Mise à jour : 24-02-2026
Au début, je voulais sauter ce jour – ne rien écrire « à la date ». Il m’a semblé qu’il y avait quelque chose de faux dedans, comme dans les fleurs du 8 mars. La sympathie est quelque chose pour tous les jours, pas selon le calendrier. Et sur quoi écrire ?
À propos des causes et des conséquences de la guerre ? Ce sujet n’est pas seulement démonté par des os, mais chaque os est déjà aspiré par un millier de bouches, et surtout – la génération actuelle ne s’y intéresse plus, et l’avenir ne l’est pas encore.
À propos des atrocités de la guerre ? C’est possible. Sans fin et jusqu’à ce que l’âme soit comblée de sang. Mais tout ce que j’ai appris sur les guerres dit que l’atrocité est une propriété de toute guerre, et aussi que toute nation peut être bercée dans un état d’atrocité, et très rapidement. Je ne dirai rien de nouveau maintenant.
Promettre une fin rapide de la guerre ou, au contraire, effrayer par le fait qu’elle durera des années, voire des décennies ? Mais personne ne le sait avec certitude, peut-être même Dieu lui-même, car, malheureusement, il nous a donné le libre arbitre avant la liberté de conscience.
Et pourtant, il y a un sujet qui m’a épuisé pendant toutes ces quatre années, et il mérite probablement d’être écrit aujourd’hui. C’est le sujet du prix de la liberté.
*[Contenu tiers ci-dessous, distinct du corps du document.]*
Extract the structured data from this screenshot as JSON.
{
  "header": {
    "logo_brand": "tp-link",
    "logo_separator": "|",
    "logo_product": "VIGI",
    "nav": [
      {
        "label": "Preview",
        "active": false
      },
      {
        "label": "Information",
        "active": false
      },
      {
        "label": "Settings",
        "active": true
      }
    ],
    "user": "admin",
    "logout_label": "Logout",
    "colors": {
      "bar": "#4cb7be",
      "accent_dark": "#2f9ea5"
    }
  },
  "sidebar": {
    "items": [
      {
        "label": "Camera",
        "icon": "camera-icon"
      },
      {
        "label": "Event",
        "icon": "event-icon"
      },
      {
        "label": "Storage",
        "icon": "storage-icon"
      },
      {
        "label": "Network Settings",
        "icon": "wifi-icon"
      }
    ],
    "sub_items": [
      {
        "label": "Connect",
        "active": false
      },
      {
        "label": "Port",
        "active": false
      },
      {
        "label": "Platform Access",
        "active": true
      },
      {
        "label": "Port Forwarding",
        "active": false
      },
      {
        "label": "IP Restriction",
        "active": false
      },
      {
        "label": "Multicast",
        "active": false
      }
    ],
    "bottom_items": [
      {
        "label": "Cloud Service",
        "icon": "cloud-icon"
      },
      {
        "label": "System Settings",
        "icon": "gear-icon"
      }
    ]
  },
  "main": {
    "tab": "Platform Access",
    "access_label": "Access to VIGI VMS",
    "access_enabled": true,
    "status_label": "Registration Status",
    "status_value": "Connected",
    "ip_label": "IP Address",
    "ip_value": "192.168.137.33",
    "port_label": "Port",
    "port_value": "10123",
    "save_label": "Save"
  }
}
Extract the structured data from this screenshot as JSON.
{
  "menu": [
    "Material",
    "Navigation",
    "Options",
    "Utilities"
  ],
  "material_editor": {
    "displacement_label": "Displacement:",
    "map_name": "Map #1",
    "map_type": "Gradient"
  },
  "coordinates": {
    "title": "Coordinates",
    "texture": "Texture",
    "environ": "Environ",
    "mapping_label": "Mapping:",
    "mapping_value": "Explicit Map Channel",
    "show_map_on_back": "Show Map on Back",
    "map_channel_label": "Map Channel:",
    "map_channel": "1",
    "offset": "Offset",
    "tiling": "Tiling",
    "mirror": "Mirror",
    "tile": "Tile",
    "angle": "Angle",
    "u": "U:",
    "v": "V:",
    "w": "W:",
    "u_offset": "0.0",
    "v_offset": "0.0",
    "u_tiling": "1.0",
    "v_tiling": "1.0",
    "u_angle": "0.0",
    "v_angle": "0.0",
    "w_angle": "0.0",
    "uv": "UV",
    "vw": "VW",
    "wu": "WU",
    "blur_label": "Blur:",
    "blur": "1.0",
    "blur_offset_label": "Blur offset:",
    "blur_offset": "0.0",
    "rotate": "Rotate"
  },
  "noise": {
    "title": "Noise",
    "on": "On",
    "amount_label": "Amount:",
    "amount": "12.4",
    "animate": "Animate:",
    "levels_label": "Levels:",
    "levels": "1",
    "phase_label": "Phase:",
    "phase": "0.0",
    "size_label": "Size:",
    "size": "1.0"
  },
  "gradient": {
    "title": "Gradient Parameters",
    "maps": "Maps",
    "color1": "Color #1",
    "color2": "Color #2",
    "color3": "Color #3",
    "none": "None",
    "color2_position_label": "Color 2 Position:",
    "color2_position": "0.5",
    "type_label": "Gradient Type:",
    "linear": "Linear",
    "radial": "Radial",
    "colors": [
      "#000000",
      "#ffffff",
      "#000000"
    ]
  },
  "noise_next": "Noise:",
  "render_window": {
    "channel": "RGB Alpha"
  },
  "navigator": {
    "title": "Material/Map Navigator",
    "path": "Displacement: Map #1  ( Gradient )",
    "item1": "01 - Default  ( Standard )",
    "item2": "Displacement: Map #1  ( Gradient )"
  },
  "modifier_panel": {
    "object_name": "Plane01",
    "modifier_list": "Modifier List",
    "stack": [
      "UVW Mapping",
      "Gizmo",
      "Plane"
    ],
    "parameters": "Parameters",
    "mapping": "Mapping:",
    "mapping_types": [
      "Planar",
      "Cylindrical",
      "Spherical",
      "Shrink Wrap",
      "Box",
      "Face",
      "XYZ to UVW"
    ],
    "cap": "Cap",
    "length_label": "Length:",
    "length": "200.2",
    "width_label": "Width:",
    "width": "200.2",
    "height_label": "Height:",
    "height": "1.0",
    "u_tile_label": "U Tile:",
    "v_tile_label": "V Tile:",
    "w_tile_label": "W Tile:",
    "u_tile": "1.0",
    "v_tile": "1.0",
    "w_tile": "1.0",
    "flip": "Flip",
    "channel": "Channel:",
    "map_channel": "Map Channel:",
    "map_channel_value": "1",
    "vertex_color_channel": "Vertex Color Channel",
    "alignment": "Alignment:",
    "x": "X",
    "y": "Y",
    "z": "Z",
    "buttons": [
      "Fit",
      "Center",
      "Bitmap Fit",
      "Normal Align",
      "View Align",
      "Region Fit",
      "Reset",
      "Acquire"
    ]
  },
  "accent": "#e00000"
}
C’est peut-être le principal problème qui sous-tend cette guerre.
À la fin de la quatrième année de la guerre, les gens ont commencé à se diviser de plus en plus clairement en ceux pour qui la valeur principale est la liberté, et ceux pour qui la valeur principale est la vie. Malheureusement, l’un est incompatible avec l’autre dans la guerre.
Cette division est devenue particulièrement perceptible aujourd’hui, alors que le prix de la liberté pour l’Ukraine a fortement augmenté en raison de la transition de la Russie vers des méthodes de guerre ouvertement terroristes, alors que l’accent n’est pas mis sur la percée de la ligne de front, mais sur la destruction des villes (urbicide).
Les Ukrainiens pourraient-ils continuer à vivre sous la domination du « tsar russe » dans le statut de protectorat privilégié ? Probablement, oui. Peut-être même pas mal, et il est possible que ce soit encore mieux que de vivre sous l’UE, dont l’Ukraine pourrait bien devenir membre à la suite de cette guerre. Le tsar russe est généreux lorsqu’il s’agit d’étendre les limites de son influence, et est souvent prêt à payer un prix exorbitant pour sa loyauté.
Quel serait le prix du problème pour l’Ukraine ?
Le gouverneur voleur de Moscou – cependant, ses historiens se sont avérés ne pas être beaucoup plus honnêtes.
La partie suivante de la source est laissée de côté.